How The Bitcoin ETF Approval (Or Not) Process Works At The SEC – Forbes


The long awaited bitcoin spot ETF is slowly coming to fruition, but how does this process work?
The potential of a bitcoin spot ETF hitting the market has been the news that many investors, both individual and institutional are waiting for, but how exactly does that process work?
When news broke that Blackrock had filed an application for the creation of a spot bitcoin ETF with the SEC the crypto market took this, correctly, as an almost universally good thing. Although some might decry the inroads being made by TradFi institutions into the crypto space, the reality is that these are the size and type of institutions that need to be present in the market for crypto to achieve mainstream adoption.
The enthusiasm for this particular spot ETF application has exceeded the hopes for the multiple other similar applications that have been submitted recently. On October 16th, based on news that the Blackrock ETF has been approved, bitcoin jumped briefly over $30,000; when the news had proven to be false, prices quickly retreated back down to previous levels. Clearly the attitude and sentiment around cryptoassets has shifted toward institutional players, and the almost 100% success rate Blackrock has with previous ETFs continues to provide the market with optimism.
That is all well and good, but investors might be wondering just how the ETF process works, who is in charge of it, and why this has proven to be so controversial. Let’s take a look at those exact issues.
How ETFs are submitted might seem like a confusing process, given the multiple rejections and delays that bitcoin ETFs have faced, but the process is one that has been successfully completed thousands of times. The process can be summarized as follows. First the prospective ETF manager, known as the sponsor, files a plan with the SEC to create an ETF. This is where the bitcoin ETF process has been held up, as the SEC continuously rejects these proposals. In the case of recent applications, such as the one submitted by Blackrock, the sponsor and authorized participant (normally a large institutional investor) would most likely be the same entity. Assuming the application moves forward from this point, the authorized participant begins to acquire the underlying asset, places these assets in a trust, and then uses these assets to form ETF creation units.

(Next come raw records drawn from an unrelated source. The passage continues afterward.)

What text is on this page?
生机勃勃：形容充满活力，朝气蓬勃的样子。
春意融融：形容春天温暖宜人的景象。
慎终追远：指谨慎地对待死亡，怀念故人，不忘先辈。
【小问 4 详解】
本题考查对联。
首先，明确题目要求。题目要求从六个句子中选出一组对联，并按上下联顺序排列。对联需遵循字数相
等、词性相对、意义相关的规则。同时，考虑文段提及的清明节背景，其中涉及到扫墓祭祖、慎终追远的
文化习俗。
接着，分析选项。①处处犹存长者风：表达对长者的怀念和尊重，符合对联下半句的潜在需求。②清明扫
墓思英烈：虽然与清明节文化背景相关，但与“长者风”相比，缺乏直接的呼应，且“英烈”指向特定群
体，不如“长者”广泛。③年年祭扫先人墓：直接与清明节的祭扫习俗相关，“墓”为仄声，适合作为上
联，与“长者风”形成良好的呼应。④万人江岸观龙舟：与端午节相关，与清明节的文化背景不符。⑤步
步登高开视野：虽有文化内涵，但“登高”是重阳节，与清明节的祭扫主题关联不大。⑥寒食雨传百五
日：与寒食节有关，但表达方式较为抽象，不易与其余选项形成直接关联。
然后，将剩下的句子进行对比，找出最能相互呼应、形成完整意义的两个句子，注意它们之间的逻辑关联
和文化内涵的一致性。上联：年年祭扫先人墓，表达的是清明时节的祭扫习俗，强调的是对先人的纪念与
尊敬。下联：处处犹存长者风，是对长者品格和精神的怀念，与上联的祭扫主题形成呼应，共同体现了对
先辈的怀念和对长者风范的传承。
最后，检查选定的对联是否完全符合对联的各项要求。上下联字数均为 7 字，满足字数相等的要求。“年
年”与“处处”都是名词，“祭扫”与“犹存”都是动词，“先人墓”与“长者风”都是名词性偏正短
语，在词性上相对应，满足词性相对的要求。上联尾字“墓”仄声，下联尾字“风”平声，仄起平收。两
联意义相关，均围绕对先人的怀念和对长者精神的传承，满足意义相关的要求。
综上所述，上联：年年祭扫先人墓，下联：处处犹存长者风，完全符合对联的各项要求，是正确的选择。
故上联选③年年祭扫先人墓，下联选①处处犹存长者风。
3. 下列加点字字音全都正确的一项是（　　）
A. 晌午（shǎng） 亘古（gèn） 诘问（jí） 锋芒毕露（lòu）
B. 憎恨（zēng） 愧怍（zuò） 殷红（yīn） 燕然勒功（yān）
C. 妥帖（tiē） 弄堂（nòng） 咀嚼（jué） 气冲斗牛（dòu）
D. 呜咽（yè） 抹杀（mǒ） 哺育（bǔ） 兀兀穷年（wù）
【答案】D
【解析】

This might sound like a complicated process, but there are nearly 3,000 ETFs in the United States that are comprised of assets worth almost $10 trillion, illustrating how unusual the steadfast rejection of bitcoin ETF applications has been.

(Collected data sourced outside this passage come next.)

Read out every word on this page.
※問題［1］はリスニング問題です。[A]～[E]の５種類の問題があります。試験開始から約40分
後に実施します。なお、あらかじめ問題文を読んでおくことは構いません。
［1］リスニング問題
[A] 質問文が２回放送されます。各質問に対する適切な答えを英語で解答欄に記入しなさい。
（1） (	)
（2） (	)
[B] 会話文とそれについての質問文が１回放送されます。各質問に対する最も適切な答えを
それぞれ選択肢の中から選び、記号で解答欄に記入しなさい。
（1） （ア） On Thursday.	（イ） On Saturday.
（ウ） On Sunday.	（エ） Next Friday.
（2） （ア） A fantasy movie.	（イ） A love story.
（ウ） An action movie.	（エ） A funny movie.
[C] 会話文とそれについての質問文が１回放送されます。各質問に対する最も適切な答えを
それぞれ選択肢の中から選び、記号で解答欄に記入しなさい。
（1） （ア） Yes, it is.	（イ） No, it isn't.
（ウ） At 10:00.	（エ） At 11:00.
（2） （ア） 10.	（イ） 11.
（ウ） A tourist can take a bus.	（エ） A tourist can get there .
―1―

In contrast to the trust offerings, namely the Grayscale Bitcoin Trust product, there are a few key differences that exist between these instruments and a spot ETF. First of all, trust products are generally not redeemable for the underlying asset, which helps explain why the price per underlying asset (bitcoin) can differ quite a bit from the trust product itself. A spot ETF, to the contrary, operates as an open-end fund system that has more flexibility to issue new shares, allowing it to better track the spot price of bitcoin as it moves. Additionally, spot ETFs can also deliver improved liquidity and tax treatment for investors, further highlighting the appeal these instruments have for a wide array of investors.
ETFs are approved by the SEC, and the Commission has approved thousands of such products since they were first introduced, and this is why the frustration regarding the lack of a bitcoin spot ETF has been steadily increasing. Even as other ETFs have been approved featuring relatively exotic underlying assets and business models, the SEC under Gary Gensler has remained steadfastly opposed to approving the creation of a spot bitcoin ETF despite increasing pressure from the industry and lawmakers.
The answer as to why there is no spot bitcoin ETF in U.S. markets yet is an answer that can vary depending on who is asked. In official comments and statements that SEC has reiterated that because bitcoin is such as volatile asset, the crypto industry is so rife with fraud and abuse, and that other investor protections have yet to be written, that the market is simply not mature enough to serve as the underlying asset for a ETF product.
On the other hand there are many crypto proponents who would argue that the lack of a spot ETF product is proof of the anti-crypto and anti-bitcoin position that some policymakers in the U.S. have seemingly embraced. It should come as little surprise that as the SEC files a flurry of enforcement actions and lawsuits against firms operating in the space that the Commission has also proven reluctant to allow new crypto or bitcoin products to enter the marketplace.
As the potential for a spot bitcoin ETF continues to increase, and frankly looks higher than ever before, investors and entrepreneurs should be informed as to how the ETF process works, who is involved, and why this process has been such a long time coming.